Родник пробивает камни - Иван Лазутин
Шрифт:
Интервал:
Закладка:
Удостоверившись, что Волчанский сел в лифт и хлопнул дверью, Кораблинов вернулся в кабинет и только теперь почувствовал, что он чертовски устал. К тому же последние десять дней в Москве стояла такая жара и духота, что погода сказывалась на самочувствии не только гипертоников, но и молодых, здоровых людей. Никакой репетиции у него сегодня не было. Он просто устал от беседы с Волчанским, в которой тот черпал силы и, кажется, все более и более укреплял свои убеждения, а Кораблинов как-то раздваивался… В чем-то он с Волчанским безраздельно соглашался, а в чем-то не мог разделить его точку зрения, но у него даже не хватало сил до конца выслушивать его аргументы, которые поднимали в душе Кораблинова внутренний протест и принципиальное несогласие.

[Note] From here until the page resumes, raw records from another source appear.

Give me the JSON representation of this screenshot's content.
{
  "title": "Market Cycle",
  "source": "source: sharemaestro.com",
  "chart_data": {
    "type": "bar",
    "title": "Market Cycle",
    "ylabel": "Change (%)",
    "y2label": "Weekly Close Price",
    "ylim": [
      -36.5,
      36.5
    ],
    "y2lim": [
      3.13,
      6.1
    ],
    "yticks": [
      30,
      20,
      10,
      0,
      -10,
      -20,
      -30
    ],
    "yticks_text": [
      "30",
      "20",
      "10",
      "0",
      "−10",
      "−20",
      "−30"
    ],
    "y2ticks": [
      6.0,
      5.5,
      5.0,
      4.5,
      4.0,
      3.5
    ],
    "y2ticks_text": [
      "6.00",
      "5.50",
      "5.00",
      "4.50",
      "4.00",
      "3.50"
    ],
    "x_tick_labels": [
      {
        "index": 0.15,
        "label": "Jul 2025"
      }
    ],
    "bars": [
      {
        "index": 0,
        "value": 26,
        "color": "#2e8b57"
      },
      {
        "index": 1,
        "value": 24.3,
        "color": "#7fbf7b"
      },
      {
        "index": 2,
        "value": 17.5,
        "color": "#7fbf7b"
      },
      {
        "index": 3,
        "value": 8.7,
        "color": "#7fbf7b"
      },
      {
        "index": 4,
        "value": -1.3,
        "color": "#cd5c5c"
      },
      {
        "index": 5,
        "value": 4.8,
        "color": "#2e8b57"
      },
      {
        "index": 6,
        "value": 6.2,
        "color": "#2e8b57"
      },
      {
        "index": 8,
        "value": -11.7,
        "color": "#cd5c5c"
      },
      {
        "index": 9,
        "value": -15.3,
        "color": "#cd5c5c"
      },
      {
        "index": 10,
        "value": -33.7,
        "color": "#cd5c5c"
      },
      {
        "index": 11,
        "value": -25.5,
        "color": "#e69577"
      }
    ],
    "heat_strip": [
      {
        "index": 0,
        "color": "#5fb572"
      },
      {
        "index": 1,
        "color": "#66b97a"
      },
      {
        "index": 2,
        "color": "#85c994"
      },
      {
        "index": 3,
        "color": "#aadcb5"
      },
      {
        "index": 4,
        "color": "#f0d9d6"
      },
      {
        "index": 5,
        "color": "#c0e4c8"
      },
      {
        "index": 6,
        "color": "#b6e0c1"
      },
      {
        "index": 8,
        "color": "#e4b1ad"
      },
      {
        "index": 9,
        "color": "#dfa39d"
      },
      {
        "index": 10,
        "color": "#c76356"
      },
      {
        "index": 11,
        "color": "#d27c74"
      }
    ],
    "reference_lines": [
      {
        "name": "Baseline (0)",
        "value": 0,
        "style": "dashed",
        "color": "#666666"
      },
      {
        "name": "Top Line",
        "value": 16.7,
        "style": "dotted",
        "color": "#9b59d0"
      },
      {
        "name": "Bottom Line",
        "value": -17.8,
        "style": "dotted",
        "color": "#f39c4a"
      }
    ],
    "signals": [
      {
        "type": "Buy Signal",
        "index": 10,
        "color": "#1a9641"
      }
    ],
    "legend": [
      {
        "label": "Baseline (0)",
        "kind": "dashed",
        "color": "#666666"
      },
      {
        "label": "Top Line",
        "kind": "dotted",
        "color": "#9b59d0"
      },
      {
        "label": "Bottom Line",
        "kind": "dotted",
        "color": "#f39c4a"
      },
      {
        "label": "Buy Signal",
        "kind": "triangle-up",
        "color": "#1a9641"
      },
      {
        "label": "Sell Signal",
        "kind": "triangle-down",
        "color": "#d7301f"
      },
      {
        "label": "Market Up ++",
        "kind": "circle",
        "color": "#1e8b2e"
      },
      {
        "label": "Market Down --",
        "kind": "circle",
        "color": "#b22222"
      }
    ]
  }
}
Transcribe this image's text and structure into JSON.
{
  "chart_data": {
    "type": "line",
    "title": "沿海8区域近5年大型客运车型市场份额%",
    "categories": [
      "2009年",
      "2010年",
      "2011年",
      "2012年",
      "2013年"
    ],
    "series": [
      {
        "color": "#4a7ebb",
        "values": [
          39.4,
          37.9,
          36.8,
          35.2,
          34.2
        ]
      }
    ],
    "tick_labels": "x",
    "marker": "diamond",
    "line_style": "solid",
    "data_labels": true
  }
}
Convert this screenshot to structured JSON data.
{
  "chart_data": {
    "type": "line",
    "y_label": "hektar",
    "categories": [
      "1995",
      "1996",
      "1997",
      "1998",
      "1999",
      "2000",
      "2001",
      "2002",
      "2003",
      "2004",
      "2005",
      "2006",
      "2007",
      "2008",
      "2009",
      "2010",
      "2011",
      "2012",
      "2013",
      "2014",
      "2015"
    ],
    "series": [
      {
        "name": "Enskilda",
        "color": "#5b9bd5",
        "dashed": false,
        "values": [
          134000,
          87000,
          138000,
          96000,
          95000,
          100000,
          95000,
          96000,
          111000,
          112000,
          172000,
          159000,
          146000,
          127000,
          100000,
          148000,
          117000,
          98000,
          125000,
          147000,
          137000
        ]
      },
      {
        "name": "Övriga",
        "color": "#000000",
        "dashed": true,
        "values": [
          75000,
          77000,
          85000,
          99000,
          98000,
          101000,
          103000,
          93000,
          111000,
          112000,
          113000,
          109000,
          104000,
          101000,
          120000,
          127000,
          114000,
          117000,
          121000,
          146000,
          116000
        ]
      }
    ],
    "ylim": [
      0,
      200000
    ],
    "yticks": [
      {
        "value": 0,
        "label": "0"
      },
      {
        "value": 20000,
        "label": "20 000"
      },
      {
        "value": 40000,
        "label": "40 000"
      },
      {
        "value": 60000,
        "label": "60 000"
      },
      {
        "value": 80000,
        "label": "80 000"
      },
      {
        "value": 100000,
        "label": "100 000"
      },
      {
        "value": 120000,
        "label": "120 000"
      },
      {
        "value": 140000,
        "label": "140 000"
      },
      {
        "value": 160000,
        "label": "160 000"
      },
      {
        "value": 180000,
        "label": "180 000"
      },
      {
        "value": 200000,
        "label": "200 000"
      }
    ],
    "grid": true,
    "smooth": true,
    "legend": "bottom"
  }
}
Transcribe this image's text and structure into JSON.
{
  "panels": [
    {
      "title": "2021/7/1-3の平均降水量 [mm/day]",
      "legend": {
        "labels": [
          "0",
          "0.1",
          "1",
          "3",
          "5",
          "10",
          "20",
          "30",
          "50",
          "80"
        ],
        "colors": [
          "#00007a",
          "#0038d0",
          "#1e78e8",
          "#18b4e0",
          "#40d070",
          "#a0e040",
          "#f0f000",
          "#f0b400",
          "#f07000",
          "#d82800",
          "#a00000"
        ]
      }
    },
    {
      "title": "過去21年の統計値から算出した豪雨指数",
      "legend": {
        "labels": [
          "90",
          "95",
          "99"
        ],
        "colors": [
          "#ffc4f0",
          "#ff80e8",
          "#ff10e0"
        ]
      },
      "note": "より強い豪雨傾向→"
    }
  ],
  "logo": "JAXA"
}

После ухода Волчанского Кораблинов сел отвечать на неотложные и важные письма. Но не успел он ответить на письмо режиссера «Ленфильма» Рудакова, который приглашал его на главную роль в своем фильме, как раздался телефонный звонок. Звонил Волчанский. Он деликатно извинился за беспокойство и напомнил, что через час по первой программе телевидения будет передаваться самодеятельность одного московского завода, которую стоит посмотреть. И уже перед тем как повесить трубку (закрыв глаза, Кораблинов отчетливо представлял выражение лица Волчанского, который звонил ему из автоматной будки), Волчанский спросил с той значительностью в голосе, которая звучит лишь тогда, когда человек выплескивает из себя крик души:
— Я прошу тебя, Сережа, не вешай трубку, ответь мне всего лишь на один вопрос, который стоит передо мной многие годы.
— Слушаю тебя.
— Что полезнее для народа и для государства: подготовить и вынянчить для искусства два-три десятка профессионалов-чемпионов или приобщить к искусству миллионы?! Ты понимаешь — миллионы!..
Волчанский говорил что-то еще, но Кораблинов уже не слушал его. Он устал от Волчанского. Положив на колени трубку, он сидел, опустив плечи и думая над тем, как бы пожестче и поубедительнее ответить Волчанскому, что в своей недооценке профессионального искусства и в преувеличении роли самодеятельного творчества народа он делает перехлест и впадает в ошибку. И этот ответ пришел. Кораблинов поднес к уху трубку, из которой несся страстный монолог-тирада Волчанского.
— Ты кончил? — оборвал его Кораблинов.
— Да, я кончил! — переведя дух, ответил Волчанский.
— Мы спорим о разных вещах. Стране и народу нужны чемпионы профессионального искусства и миллионы простых смертных, приобщенных к этому искусству.
— Я это понял, когда ты еще об этом не задумывался. Я спрашиваю: что важнее для народа и для государства?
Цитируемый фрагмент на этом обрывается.